Maugeri, a research fellow at the Belfer Center and a former oil industry executive, bases that assertion on a field-by-field analysis of most of the major oil exploration and development projects in the world. He concludes that “by 2020, the world’s oil production capacity could be more than 110 million barrels per day, an increase of almost 20 percent.” Four countries will lead the coming oil boom: Iraq, the United States, Canada and Brazil.

Much of the “new” oil is coming on-stream thanks to a technology revolution that has put hard-to-extract deposits within reach: Canadian oil sands, U.S. shale oil, Brazilian presalt oil.

“The extraction technologies are not new,” Maugeri explains in the report, “but the combination of technologies used to exploit shale and tight oils has evolved. The technology can also be used to reopen and recover more oil from conventional, established oilfields.”

Maugeri thinks the tipping point will be 2015. Until then, the oil market will be “highly volatile” and “prone to extreme movements in opposite directions.” But after 2015, Maugeri predicts a “glut of oil,” which could lead to a fall, or even a “collapse,” in prices.

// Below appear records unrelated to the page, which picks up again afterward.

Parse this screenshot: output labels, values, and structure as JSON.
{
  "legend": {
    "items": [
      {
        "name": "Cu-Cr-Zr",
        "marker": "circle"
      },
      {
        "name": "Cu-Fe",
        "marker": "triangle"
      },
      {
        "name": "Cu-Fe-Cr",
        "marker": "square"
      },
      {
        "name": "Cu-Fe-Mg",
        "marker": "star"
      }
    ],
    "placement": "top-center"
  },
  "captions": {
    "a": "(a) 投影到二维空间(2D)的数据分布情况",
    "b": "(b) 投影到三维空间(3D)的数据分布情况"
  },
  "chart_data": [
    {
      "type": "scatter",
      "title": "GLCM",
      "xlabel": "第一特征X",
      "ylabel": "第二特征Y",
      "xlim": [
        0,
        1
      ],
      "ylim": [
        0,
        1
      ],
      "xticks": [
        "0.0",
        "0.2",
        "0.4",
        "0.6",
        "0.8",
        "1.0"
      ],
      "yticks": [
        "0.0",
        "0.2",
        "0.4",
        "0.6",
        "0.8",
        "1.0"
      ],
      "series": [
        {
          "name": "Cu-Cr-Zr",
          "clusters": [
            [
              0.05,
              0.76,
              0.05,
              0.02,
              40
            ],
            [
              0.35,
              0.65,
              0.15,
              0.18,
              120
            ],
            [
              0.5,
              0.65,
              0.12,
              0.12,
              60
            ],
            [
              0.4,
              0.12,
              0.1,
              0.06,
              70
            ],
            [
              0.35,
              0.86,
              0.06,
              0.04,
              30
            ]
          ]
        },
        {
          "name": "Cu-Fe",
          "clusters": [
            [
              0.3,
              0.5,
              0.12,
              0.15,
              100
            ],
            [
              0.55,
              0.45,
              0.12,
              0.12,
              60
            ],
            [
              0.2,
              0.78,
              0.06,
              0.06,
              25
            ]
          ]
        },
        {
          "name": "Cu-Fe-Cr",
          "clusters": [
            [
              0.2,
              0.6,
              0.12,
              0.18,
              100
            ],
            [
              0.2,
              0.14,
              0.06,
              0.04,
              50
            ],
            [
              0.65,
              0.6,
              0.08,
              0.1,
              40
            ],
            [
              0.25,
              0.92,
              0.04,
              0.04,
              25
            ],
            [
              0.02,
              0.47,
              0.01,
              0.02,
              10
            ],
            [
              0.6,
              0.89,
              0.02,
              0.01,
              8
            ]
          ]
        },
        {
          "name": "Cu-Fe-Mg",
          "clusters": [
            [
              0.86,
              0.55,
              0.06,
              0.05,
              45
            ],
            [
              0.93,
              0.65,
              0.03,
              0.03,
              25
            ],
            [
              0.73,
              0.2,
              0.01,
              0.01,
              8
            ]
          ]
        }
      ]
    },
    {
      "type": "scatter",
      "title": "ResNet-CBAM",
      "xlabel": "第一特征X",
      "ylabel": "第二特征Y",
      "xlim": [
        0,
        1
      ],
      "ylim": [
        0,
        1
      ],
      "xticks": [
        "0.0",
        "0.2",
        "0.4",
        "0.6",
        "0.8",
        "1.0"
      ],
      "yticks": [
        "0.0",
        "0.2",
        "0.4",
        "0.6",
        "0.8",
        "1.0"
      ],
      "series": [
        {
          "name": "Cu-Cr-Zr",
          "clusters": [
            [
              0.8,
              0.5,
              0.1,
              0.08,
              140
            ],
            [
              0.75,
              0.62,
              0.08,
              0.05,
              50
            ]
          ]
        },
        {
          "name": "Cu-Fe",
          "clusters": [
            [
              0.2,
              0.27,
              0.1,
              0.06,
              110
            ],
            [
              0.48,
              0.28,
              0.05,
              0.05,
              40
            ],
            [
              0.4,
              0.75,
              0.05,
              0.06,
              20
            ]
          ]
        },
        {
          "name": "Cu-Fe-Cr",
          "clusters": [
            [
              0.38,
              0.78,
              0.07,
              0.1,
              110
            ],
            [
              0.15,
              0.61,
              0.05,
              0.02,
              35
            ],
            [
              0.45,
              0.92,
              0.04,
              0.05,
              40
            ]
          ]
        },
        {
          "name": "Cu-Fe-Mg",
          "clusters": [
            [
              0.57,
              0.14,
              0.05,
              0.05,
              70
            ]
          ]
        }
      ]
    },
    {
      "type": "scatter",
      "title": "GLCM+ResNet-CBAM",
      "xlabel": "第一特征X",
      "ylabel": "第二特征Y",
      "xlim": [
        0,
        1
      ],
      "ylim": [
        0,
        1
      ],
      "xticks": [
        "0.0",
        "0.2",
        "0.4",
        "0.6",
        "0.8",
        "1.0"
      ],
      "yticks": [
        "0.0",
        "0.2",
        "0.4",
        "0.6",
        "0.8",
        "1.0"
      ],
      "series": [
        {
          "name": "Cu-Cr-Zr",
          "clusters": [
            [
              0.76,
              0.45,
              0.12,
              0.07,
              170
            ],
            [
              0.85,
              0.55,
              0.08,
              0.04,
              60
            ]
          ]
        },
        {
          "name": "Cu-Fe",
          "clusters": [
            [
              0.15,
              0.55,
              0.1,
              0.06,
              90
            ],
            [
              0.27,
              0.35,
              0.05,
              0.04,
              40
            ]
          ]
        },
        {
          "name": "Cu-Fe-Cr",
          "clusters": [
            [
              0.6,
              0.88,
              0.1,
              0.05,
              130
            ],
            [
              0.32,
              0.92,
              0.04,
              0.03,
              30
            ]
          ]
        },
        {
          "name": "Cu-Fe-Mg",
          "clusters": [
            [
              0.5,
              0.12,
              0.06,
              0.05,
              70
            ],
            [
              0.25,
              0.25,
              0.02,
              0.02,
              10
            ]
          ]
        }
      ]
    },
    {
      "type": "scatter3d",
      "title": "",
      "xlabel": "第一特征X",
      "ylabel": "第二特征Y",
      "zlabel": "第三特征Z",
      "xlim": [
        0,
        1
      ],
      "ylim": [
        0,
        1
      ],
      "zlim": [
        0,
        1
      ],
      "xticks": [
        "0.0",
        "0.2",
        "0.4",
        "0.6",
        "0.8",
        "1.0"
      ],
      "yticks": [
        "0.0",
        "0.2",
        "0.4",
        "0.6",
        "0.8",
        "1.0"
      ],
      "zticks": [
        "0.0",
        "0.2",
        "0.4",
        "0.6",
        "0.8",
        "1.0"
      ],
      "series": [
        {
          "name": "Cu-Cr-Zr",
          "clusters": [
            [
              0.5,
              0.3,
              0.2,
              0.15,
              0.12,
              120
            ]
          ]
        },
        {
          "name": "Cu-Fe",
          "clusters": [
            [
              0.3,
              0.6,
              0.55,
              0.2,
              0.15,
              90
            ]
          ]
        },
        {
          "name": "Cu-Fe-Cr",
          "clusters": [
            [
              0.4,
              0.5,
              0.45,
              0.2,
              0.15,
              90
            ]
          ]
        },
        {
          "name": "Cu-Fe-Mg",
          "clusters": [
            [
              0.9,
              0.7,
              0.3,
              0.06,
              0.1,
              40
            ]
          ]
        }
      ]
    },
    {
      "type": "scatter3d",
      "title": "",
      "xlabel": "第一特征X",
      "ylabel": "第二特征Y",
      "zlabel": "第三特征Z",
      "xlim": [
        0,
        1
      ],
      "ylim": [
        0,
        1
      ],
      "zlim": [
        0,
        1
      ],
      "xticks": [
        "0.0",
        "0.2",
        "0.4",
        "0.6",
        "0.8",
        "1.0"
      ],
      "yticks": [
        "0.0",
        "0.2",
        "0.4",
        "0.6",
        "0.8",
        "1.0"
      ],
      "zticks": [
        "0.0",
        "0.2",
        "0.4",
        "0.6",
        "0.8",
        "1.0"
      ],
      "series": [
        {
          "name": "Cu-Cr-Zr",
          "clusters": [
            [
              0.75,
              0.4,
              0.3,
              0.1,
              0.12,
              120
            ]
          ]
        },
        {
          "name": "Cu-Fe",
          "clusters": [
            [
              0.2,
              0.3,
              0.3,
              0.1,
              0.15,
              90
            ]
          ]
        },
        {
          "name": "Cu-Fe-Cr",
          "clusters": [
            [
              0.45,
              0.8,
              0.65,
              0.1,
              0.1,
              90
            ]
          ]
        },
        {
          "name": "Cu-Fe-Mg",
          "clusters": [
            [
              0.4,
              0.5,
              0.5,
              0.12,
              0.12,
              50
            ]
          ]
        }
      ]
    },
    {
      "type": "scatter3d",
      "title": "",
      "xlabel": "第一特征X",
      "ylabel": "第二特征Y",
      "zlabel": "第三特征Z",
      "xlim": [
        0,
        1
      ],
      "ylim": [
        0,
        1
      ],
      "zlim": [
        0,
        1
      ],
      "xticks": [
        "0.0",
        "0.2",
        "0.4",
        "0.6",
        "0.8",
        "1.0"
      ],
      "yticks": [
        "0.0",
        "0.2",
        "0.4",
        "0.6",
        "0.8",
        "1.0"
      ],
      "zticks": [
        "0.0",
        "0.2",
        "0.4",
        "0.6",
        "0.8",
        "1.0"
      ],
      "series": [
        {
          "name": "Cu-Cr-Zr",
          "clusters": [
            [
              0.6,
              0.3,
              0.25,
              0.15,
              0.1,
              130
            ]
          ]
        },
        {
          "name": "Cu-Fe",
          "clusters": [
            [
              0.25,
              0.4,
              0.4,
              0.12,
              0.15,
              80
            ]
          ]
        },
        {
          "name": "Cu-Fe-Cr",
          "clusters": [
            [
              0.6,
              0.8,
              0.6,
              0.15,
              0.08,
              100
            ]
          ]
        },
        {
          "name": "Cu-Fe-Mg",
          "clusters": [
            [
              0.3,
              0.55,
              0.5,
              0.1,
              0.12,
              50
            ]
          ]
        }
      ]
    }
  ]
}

At a time when the global meme is of America’s inevitable economic decline, the surge in oil supply capacity is an important contrarian indicator. Maugeri calculates that the United States “could conceivably produce up to 65 percent of its oil consumption needs domestically.” That national energy boom is already providing a powerful economic stimulus in some parts of the country – just look at North Dakota. Crucially, at a time when one of the biggest social and political problems in the United States is the disappearance of well-paid blue-collar work, particularly for men, oil patch jobs fill that void.

What Maugeri dubs the next oil revolution also has tremendous geopolitical implications. One way to understand the battlegrounds of our young century is through the pipelines that flow beneath them. The coming surge in oil production, particularly from North America, will transform that geopolitical equation.

Equally significant is the impact of oil on the most important human problem of our times: protecting the environment. The sources of oil that will fuel the coming boom are harder to reach than the supplies of the 20th century, and the technologies required to extract them are more invasive. That will be one fault line in what is sure to be the escalating battle between environmentalists and the oil industry.

The implications for the climate change debate are even more fraught. Until now, the arithmetic of oil supply and the agenda of environmentalists conveniently dovetailed. Since we were running out of oil anyway, environmentally motivated efforts to limit fossil fuel consumption and increase our use of renewable energy boasted the additional virtue of being inevitable. In an age of abundant oil, those economically utilitarian arguments lose their power.

For environmentalists, and for the liberal political parties with which they are usually aligned, that poses a serious challenge. The temptation will be to oppose new oil production projects indiscriminately. That instinct could be politically dangerous. Political progress in combating climate change has been slow, but the battle for hearts and minds, especially of the younger generation, is being won. That political capital can be lost in an instant if the environmental movement allows itself to be equated with opposition to one of the lone sources of growth – and of good blue-collar jobs – at a time of global economic stagnation.

A final conclusion to draw from the next oil revolution is a little more existential. This is yet another reminder that what both common sense and expert consensus assure us to be true very often isn’t. It was obvious that efficient markets worked and financial deregulation would stimulate economic growth, until the financial crisis and the subsequent international economic recession. It was equally apparent that we were running out of oil – until we weren’t.